The department invited representatives of major local companies and the New Hanover Workforce Center to the first in a planned series of roundtable discussions designed to provide feedback it can use in refining its basic workforce training programs. The group of about 15 split into smaller groups for question-and-answer sessions with CFCC continuing education staffers.

While company representatives said they prize candidates who have technology skills, they clearly also value a strong customer service focus, good work ethic and can-do attitude in prospective hires. In the hospitality industry, for instance, customer service abilities are a pre-requisite for almost any job, some participants said.

“Every group I spoke with addressed the importance of having a positive attitude in whatever job you do; the common theme was that positive people who enjoy what they do are more successful in the work place, and if you are a team player who is willing to go the extra mile and volunteer to do the job that nobody else wants to do, you will make yourself indispensable to your employer,” Stefanie Adams, CFCC’s career readiness coordinator, said following the roundtable.  

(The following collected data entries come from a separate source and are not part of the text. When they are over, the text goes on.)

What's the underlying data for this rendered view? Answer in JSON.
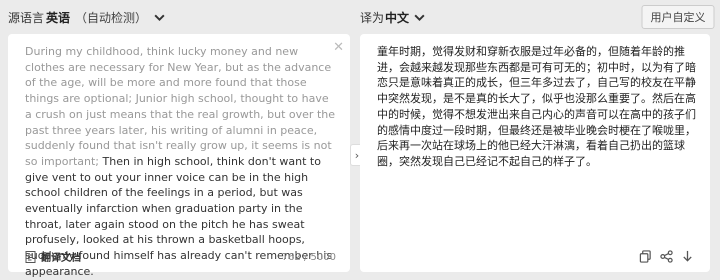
{
  "source": {
    "prefix": "源语言",
    "language": "英语",
    "detect": "（自动检测）",
    "text_muted": "During my childhood, think lucky money and new clothes are necessary for New Year, but as the advance of the age, will be more and more found that those things are optional; Junior high school, thought to have a crush on just means that the real growth, but over the past three years later, his writing of alumni in peace, suddenly found that isn't really grow up, it seems is not so important;",
    "text_main": " Then in high school, think don't want to give vent to out your inner voice can be in the high school children of the feelings in a period, but was eventually infarction when graduation party in the throat, later again stood on the pitch he has sweat profusely, looked at his thrown a basketball hoops, suddenly found himself has already can't remember his appearance.",
    "doc_label": "翻译文档",
    "counter": "762 / 5000"
  },
  "target": {
    "prefix": "译为",
    "language": "中文",
    "text": "童年时期，觉得发财和穿新衣服是过年必备的，但随着年龄的推进，会越来越发现那些东西都是可有可无的；初中时，以为有了暗恋只是意味着真正的成长，但三年多过去了，自己写的校友在平静中突然发现，是不是真的长大了，似乎也没那么重要了。然后在高中的时候，觉得不想发泄出来自己内心的声音可以在高中的孩子们的感情中度过一段时期，但最终还是被毕业晚会时梗在了喉咙里，后来再一次站在球场上的他已经大汗淋漓，看着自己扔出的篮球圈，突然发现自己已经记不起自己的样子了。"
  },
  "custom_button": "用户自定义",
  "icons": [
    "chevron-down-icon",
    "close-icon",
    "document-icon",
    "chevron-right-icon",
    "copy-icon",
    "share-icon",
    "download-icon"
  ]
}
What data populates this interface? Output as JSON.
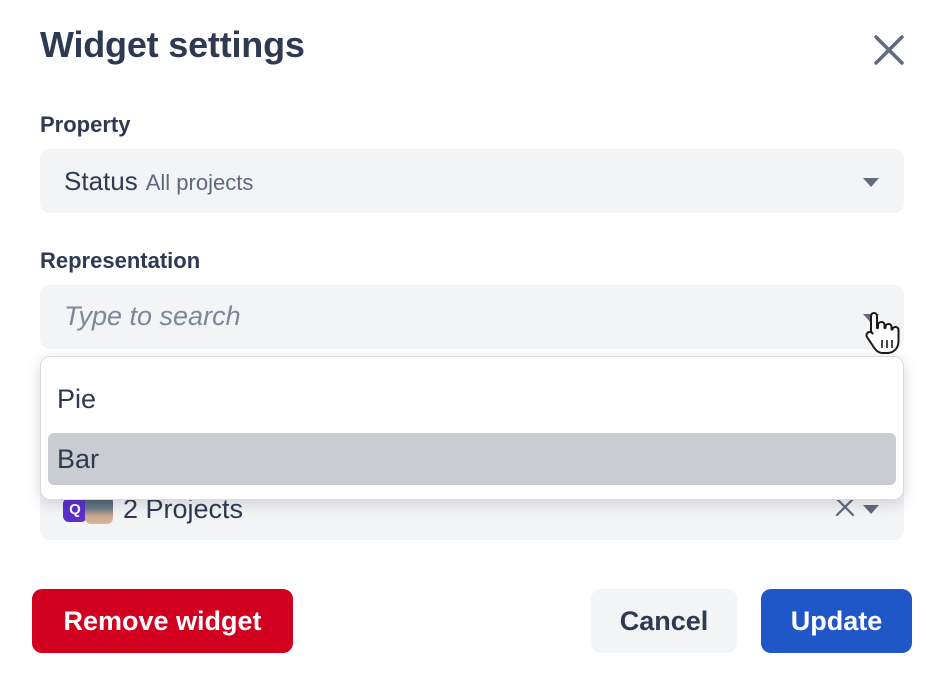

That’s not to downplay the importance of a basic familiarity with computers and other technology devices, however. Participants pointed out that it’s not just administrative employees who need to be comfortable with technology: warehouse jobs, for instance, often require workers to track inventory and shipments on a computer, and the health care industry is increasingly tech-dependent.

Basic computer skills are essential even at the application stage, participants noted. With most companies taking applications online rather than in person these days, it’s important for job candidates to make the best possible impression electronically. Roundtable participants said this can be difficult for applicants who do not have computer skills.

“What we keep hearing is that it’s a challenge for a lot of people who are not tech-savvy enough to complete an online application,” Adams said to participants. Company representatives agreed that this is a problem, especially for applicants for entry-level positions or those who have been out of the workforce for some time.

Other workforce development skills job-seekers need, according to roundtable participants, include preparation for interviewing, help with putting together an effective resume and knowledge of workplace etiquette such as proper attire, good interpersonal skills and attendance expectations.

Adams said she was pleased with the information she and others at CFCC gleaned from the roundtable.

“It’s one thing for us, the college community, to educate people about what we think local employers are looking for, but after having spoken with the employers that attended this morning, we can say with confidence that we know what these companies want and we can more fully prepare individuals for the recruitment and hiring process.”

Companies represented at the event were CastleBranch Corp., OrthoWilmington, PPD, Wilmington Health, New Hanover Regional Medical Center, Hilton Wilmington Riverside, Verizon, YS Companies, Greene Resources and United Way of the Cape Fear Area. Participants also included representatives of the Wilmington office of the N.C. Division of Workforce Services. 

The Department of Continuing Education will present seven basic workforce development classes this fall: Employability Lab, Computers and the Job Search, Back to Work Bootcamp, Got the Job? Keep the Job!, Social Media for Employment, Building Financial Freedom and Interview EXPERT. The classes are free of charge to people who are unemployed, underemployed or have been notified of an impending layoff.